Safe Haskell	None
Language	GHC2021

AtCoder.Dsu

Contents

Disjoint set union
Constructor
Merge
Leader
Component information

Description

Disjoint set union, also known as Union-Find tree. It processes the following queries in amortized \(O(\alpha(n))\) time.

Edge addition
Deciding whether given two vertices are in the same connected component

Each connected component internally has a representative vertex. When two connected components are merged by edge addition, one of the two representatives of these connected components becomes the representative of the new connected component.

Example

Expand

Create DSU:

>>> import AtCoder.Dsu qualified as Dsu
>>> dsu <- Dsu.new 4   -- 0 1 2 3
>>> Dsu.nDsu dsu
4

Merge some vertices into the same group: b:

>>> Dsu.merge dsu 0 1  -- 0=1 2 3
0
>>> Dsu.merge_ dsu 1 2 -- 0=1=2 3

leader returns the internal representative vertex of the connected components:

>>> Dsu.leader dsu 2
0

Retrieve group information:

>>> Dsu.same dsu 0 2
True
>>> Dsu.size dsu 0
3
>>> Dsu.groups dsu
[[2,1,0],[3]]

Since: 1.0.0

Synopsis

data Dsu s
new :: PrimMonad m => Int -> m (Dsu (PrimState m))
merge :: (HasCallStack, PrimMonad m) => Dsu (PrimState m) -> Int -> Int -> m Int
merge_ :: PrimMonad m => Dsu (PrimState m) -> Int -> Int -> m ()
leader :: (HasCallStack, PrimMonad m) => Dsu (PrimState m) -> Int -> m Int
same :: (HasCallStack, PrimMonad m) => Dsu (PrimState m) -> Int -> Int -> m Bool
size :: (HasCallStack, PrimMonad m) => Dsu (PrimState m) -> Int -> m Int
groups :: PrimMonad m => Dsu (PrimState m) -> m (Vector (Vector Int))

Disjoint set union

data Dsu s #

Disjoint set union.
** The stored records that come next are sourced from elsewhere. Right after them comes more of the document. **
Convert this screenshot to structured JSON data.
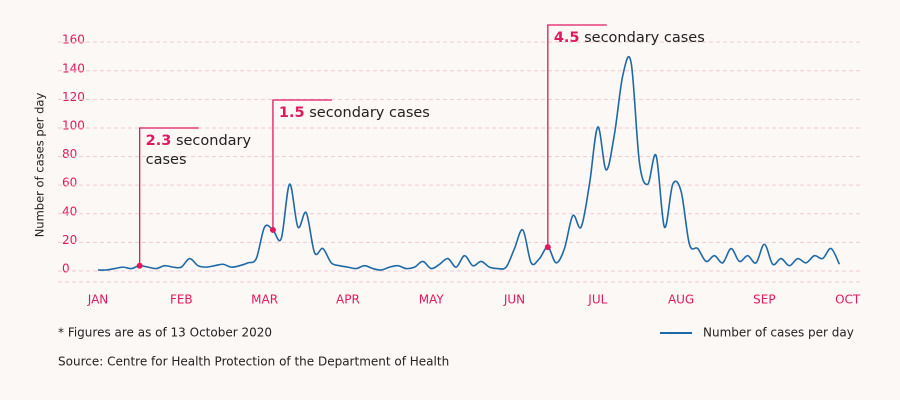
{
  "chart_data": {
    "type": "line",
    "y_label": "Number of cases per day",
    "categories": [
      "JAN",
      null,
      null,
      null,
      null,
      null,
      null,
      null,
      null,
      null,
      "FEB",
      null,
      null,
      null,
      null,
      null,
      null,
      null,
      null,
      null,
      "MAR",
      null,
      null,
      null,
      null,
      null,
      null,
      null,
      null,
      null,
      "APR",
      null,
      null,
      null,
      null,
      null,
      null,
      null,
      null,
      null,
      "MAY",
      null,
      null,
      null,
      null,
      null,
      null,
      null,
      null,
      null,
      "JUN",
      null,
      null,
      null,
      null,
      null,
      null,
      null,
      null,
      null,
      "JUL",
      null,
      null,
      null,
      null,
      null,
      null,
      null,
      null,
      null,
      "AUG",
      null,
      null,
      null,
      null,
      null,
      null,
      null,
      null,
      null,
      "SEP",
      null,
      null,
      null,
      null,
      null,
      null,
      null,
      null,
      null,
      "OCT"
    ],
    "series": [
      {
        "name": "Number of cases per day",
        "color": "#1f69a6",
        "values": [
          0,
          0,
          1,
          2,
          1,
          3,
          2,
          1,
          3,
          2,
          2,
          8,
          3,
          2,
          3,
          4,
          2,
          3,
          5,
          8,
          30,
          28,
          22,
          60,
          30,
          40,
          12,
          15,
          5,
          3,
          2,
          1,
          3,
          1,
          0,
          2,
          3,
          1,
          2,
          6,
          1,
          4,
          8,
          2,
          10,
          3,
          6,
          2,
          1,
          2,
          15,
          28,
          5,
          8,
          16,
          5,
          15,
          38,
          30,
          60,
          100,
          70,
          95,
          136,
          145,
          75,
          60,
          80,
          30,
          60,
          55,
          18,
          15,
          6,
          10,
          5,
          15,
          6,
          10,
          5,
          18,
          4,
          8,
          3,
          8,
          5,
          10,
          8,
          15,
          4,
          null
        ]
      }
    ],
    "ylim": [
      -8.4,
      165
    ],
    "yticks": [
      0,
      20,
      40,
      60,
      80,
      100,
      120,
      140,
      160
    ],
    "grid": true,
    "annotations": [
      {
        "at": 5,
        "value_text": "2.3",
        "text": "secondary cases"
      },
      {
        "at": 21,
        "value_text": "1.5",
        "text": "secondary cases"
      },
      {
        "at": 54,
        "value_text": "4.5",
        "text": "secondary cases"
      }
    ],
    "footnote": "* Figures are as of 13 October 2020",
    "source": "Source: Centre for Health Protection of the Department of Health"
  }
}
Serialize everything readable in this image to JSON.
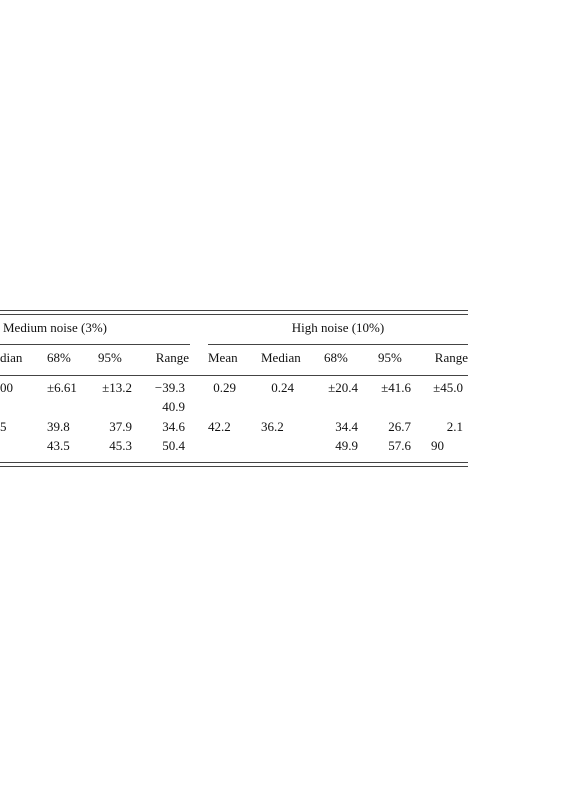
{
  "table": {
    "group_headers": [
      "Medium noise (3%)",
      "High noise (10%)"
    ],
    "columns": [
      "dian",
      "68%",
      "95%",
      "Range",
      "Mean",
      "Median",
      "68%",
      "95%",
      "Range"
    ],
    "rows": [
      [
        "00",
        "±6.61",
        "±13.2",
        "−39.3",
        "0.29",
        "0.24",
        "±20.4",
        "±41.6",
        "±45.0"
      ],
      [
        null,
        null,
        null,
        "40.9",
        null,
        null,
        null,
        null,
        null
      ],
      [
        "5",
        "39.8",
        "37.9",
        "34.6",
        "42.2",
        "36.2",
        "34.4",
        "26.7",
        "2.1"
      ],
      [
        null,
        "43.5",
        "45.3",
        "50.4",
        null,
        null,
        "49.9",
        "57.6",
        "90"
      ]
    ]
  }
}
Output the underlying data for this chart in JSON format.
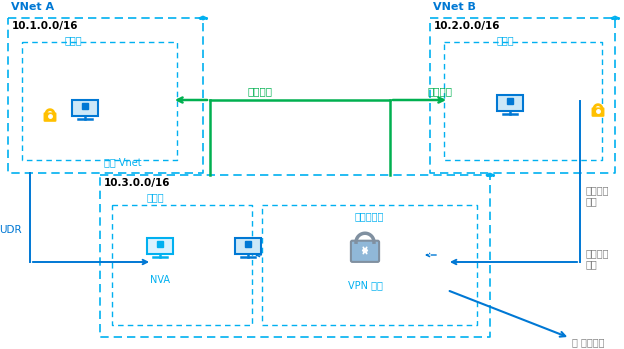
{
  "bg_color": "#ffffff",
  "title_color": "#0078d4",
  "label_color": "#00b0f0",
  "gray_color": "#7f7f7f",
  "green_color": "#00b050",
  "dark_blue": "#0078d4",
  "light_blue_dashed": "#00b0f0",
  "vnet_a_label": "VNet A",
  "vnet_b_label": "VNet B",
  "hub_vnet_label": "中樞 Vnet",
  "vnet_a_ip": "10.1.0.0/16",
  "vnet_b_ip": "10.2.0.0/16",
  "hub_ip": "10.3.0.0/16",
  "subnet_label": "子網路",
  "gateway_subnet_label": "閘道子網路",
  "peering_left": "對等互連",
  "peering_right": "對等互連",
  "udr_label": "UDR",
  "nva_label": "NVA",
  "vpn_label": "VPN 閘道",
  "allow_transit": "允許閘道\n傳輸",
  "use_remote": "使用遠端\n閘道",
  "to_on_prem": "至 內部部署"
}
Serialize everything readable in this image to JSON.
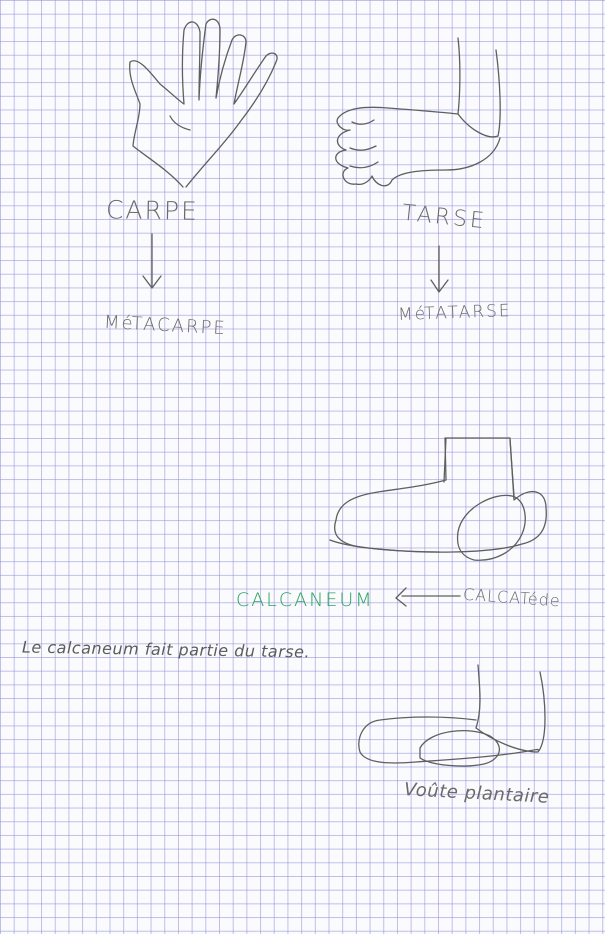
{
  "notes": {
    "carpe": "CARPE",
    "metacarpe": "MéTACARPE",
    "tarse": "TARSE",
    "metatarse": "MéTATARSE",
    "calcaneum": "CALCANEUM",
    "calcatede": "CALCATéde",
    "sentence": "Le calcaneum fait partie du tarse.",
    "voute_plantaire": "Voûte plantaire"
  },
  "colors": {
    "pencil": "#5f5f5f",
    "green_ink": "#27a35e",
    "grid": "#8c8cd7"
  }
}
Akso known as Union-Find tree.

Since: 1.0.0

Constructor

new :: PrimMonad m => Int -> m (Dsu (PrimState m)) #

Creates an undirected graph with \(n\) vertices and \(0\) edges.

Constraints

\(0 \le n\)

Complexity

\(O(n)\)

Since: 1.0.0

Merge

merge :: (HasCallStack, PrimMonad m) => Dsu (PrimState m) -> Int -> Int -> m Int #

Adds an edge (a, b). the vertices a and b were in the same connected component, it returns the representative of this connected component. Otherwise, it returns the representative of the new connected component.

Constraints

\(0 \leq a < n\)
\(0 \leq b < n\)

Complexity

\(O(\alpha(n))\) amortized

Since: 1.0.0

merge_ :: PrimMonad m => Dsu (PrimState m) -> Int -> Int -> m () #

merge with return value discarded.

Constraints

\(0 \leq a < n\)
\(0 \leq b < n\)

Complexity

\(O(\alpha(n))\) amortized

Since: 1.0.0

Leader

leader :: (HasCallStack, PrimMonad m) => Dsu (PrimState m) -> Int -> m Int #

Returns the representative of the connected component that contains the vertex \(a\).

Constraints

\(0 \leq a \lt n\)

Complexity

\(O(\alpha(n))\) amortized

Since: 1.0.0

same :: (HasCallStack, PrimMonad m) => Dsu (PrimState m) -> Int -> Int -> m Bool #

Returns whether the vertices \(a\) and \(b\) are in the same connected component.

Constraints

\(0 \leq a < n\)
\(0 \leq b < n\)

Complexity

\(O(\alpha(n))\) amortized

Since: 1.0.0

Component information

size :: (HasCallStack, PrimMonad m) => Dsu (PrimState m) -> Int -> m Int #

Returns the size of the connected component that contains the vertex \(a\).

Constraints

\(0 \leq a < n\)

Complexity

\(O(\alpha(n))\)

Since: 1.0.0

groups :: PrimMonad m => Dsu (PrimState m) -> m (Vector (Vector Int)) #

Divides the graph into connected components and returns the list of them.

More precisely, it returns a vector of the "vector of the vertices in a connected component". Both of the orders of the connected components and the vertices are undefined.

Complexity

\(O(n)\)

Since: 1.0.0